There are big changes coming to this year’s Fur Trade Days celebration.
The Fur Trade Days, Inc., organization announced the changes Friday and presented the proposal to the Chadron City Council Monday.
“We made a decision as a board to relocate and grow the stable of events,” said Miles Bannan Monday. Bannan, who is the city’s vice mayor, is also the vice president of FTD, Inc.
Surveys before and after last year’s event indicated that people were disappointed there was no carnival and cited a lack of family-friendly events, as well as the spread out nature of the activities.
This summer’s event, scheduled for July 11-15, will see the return of a carnival for the first time in several years, and two bands sponsored by the Fur Trade Days board. All of the board-sponsored activities will take place downtown on Main and Second streets, with the carnival, provided by Gary Moore Amusements, expected to set up from Thursday to Saturday with nine rides, five to 10 game stations and a food wagon.
The board also expects to ask the city to close streets downtown to create an enclosed area for a free-flowing street dance, which will encompass the designated area for special liquor sales.
The Brandon Jones Band will perform at a street dance Friday, while the Judd Hoos band will be Saturday’s entertainment. Both bands will take the stage at 9 p.m. Bannan said all of the local liquor license holders have been contacted and fully support the idea of the board providing the entertainment, and the larger SDL space.
“We think it’s going to be a really great change,” Bannan said, noting that the city’s downtown has seen $1 million in infrastructure improvements in recent years. Main Street businesses have also made significant changes to their facades through the downtown revitalization program.
“I’ve heard nothing but excitement,” since the changes were announced, said Councilman Keith Crofutt.
Since many of the Fur Trade Days events are sponsored by individual businesses and organizations, the FTD board is encouraging as many of them as possible to relocate to the downtown area. The board is also interested in bringing new events to the table as well, especially ones that provide family-friendly opportunities.
Bannan said downtown businesses are also encouraged to remain open throughout the weekend, and to consider offering special sidewalk sales or other deals.
“We are excited about the changes and hopeful that we will bring a larger crowd and a bigger economic boost to Chadron for the event,” Bannan said in a written report to the council.

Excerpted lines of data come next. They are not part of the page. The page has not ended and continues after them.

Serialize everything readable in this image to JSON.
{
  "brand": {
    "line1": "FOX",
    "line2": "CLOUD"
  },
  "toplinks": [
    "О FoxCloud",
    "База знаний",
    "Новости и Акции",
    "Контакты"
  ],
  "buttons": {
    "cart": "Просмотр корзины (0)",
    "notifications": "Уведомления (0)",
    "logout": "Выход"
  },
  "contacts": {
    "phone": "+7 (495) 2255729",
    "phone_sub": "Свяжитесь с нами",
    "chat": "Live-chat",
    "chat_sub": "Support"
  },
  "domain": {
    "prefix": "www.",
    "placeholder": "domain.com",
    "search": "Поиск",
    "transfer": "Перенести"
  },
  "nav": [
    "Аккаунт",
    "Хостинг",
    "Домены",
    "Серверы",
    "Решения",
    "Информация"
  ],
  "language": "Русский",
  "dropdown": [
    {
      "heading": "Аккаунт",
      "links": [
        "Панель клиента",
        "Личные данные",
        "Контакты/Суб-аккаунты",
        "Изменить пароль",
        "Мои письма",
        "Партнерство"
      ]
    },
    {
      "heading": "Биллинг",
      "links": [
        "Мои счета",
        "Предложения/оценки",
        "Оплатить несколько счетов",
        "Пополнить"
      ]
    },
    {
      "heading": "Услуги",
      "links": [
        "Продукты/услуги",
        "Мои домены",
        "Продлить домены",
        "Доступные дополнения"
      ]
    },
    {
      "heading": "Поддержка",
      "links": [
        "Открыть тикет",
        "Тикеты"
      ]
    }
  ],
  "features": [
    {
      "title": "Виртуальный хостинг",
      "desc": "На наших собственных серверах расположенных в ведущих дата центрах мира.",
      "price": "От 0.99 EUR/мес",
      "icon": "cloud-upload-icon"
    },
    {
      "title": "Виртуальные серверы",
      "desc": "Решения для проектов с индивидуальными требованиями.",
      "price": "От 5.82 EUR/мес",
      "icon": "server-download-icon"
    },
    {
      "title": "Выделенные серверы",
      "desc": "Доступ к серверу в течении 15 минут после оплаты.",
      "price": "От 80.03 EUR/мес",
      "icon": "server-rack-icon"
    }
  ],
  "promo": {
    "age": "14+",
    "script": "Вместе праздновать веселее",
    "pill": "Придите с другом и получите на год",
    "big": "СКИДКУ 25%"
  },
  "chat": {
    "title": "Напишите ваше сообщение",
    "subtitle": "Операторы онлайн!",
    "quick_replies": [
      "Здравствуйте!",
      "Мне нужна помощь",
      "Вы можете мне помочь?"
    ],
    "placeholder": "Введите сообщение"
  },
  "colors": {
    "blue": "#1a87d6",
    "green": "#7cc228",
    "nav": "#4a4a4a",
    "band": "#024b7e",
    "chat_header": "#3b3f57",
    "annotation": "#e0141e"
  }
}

Because of liquor sales, individuals wishing to enter the street dance area will be required to purchase a wristband. While prices for the wristbands have not been released, a press release from the FTD board says they will be sold “for a small fee.”
The shift in philosophy will allow the FTD board to operate the organization and event more as a business enterprise. Bannan noted that it has been difficult to provide quality, board-sponsored entertainment on the current model, which is completely driven by donations and membership fees.
He’s hopeful the changes will be an opportunity to show off the improved downtown area, provide quality entertainment for all ages while creating more economic development for the city.
While many of the details are still yet to be determined, the council was supportive of the changes and indicated a willingness to work with the board on the street closures when the time comes. Crofutt simply asked that the plans take businesses into consideration to ensure that they can still receive deliveries during the event.
“I’m excited about seeing downtown come to life during Fur Trade Days,” said Mayor John Coates.
Also at Monday’s council meeting, Coates announced that he will not be running for re-election this year. Bannan’s and Mark Werner’s seats are also open. Neither of them have yet filed for re-election and did not indicate what their intentions are on Monday.
The council also reviewed building permits issued in 2017.
The city issued a total of 49 permits, an increase of two over 2016. Thirty-four of them were for residential work, ranging from additions or garage construction to new home construction. All but five of the residential permits were inside the city limits, with the remaining handful located in the two-mile zone surrounding the city. The residential permits represented construction of an estimated $837,600.
Thirteen commercial permits were issued, an increase of two from 2016, representing more than $12.7 million in investments.
In all the value of the construction represented by the building permits tallied more than $14 million, an increase of more than $3.6 million from last year.
“We’re very stable,” said Janet Johnson, the city’s building and zoning administrator.
The 2017 permits include the Nebraska Department of Transportation’s new building and the work on the Chadron State College stadium.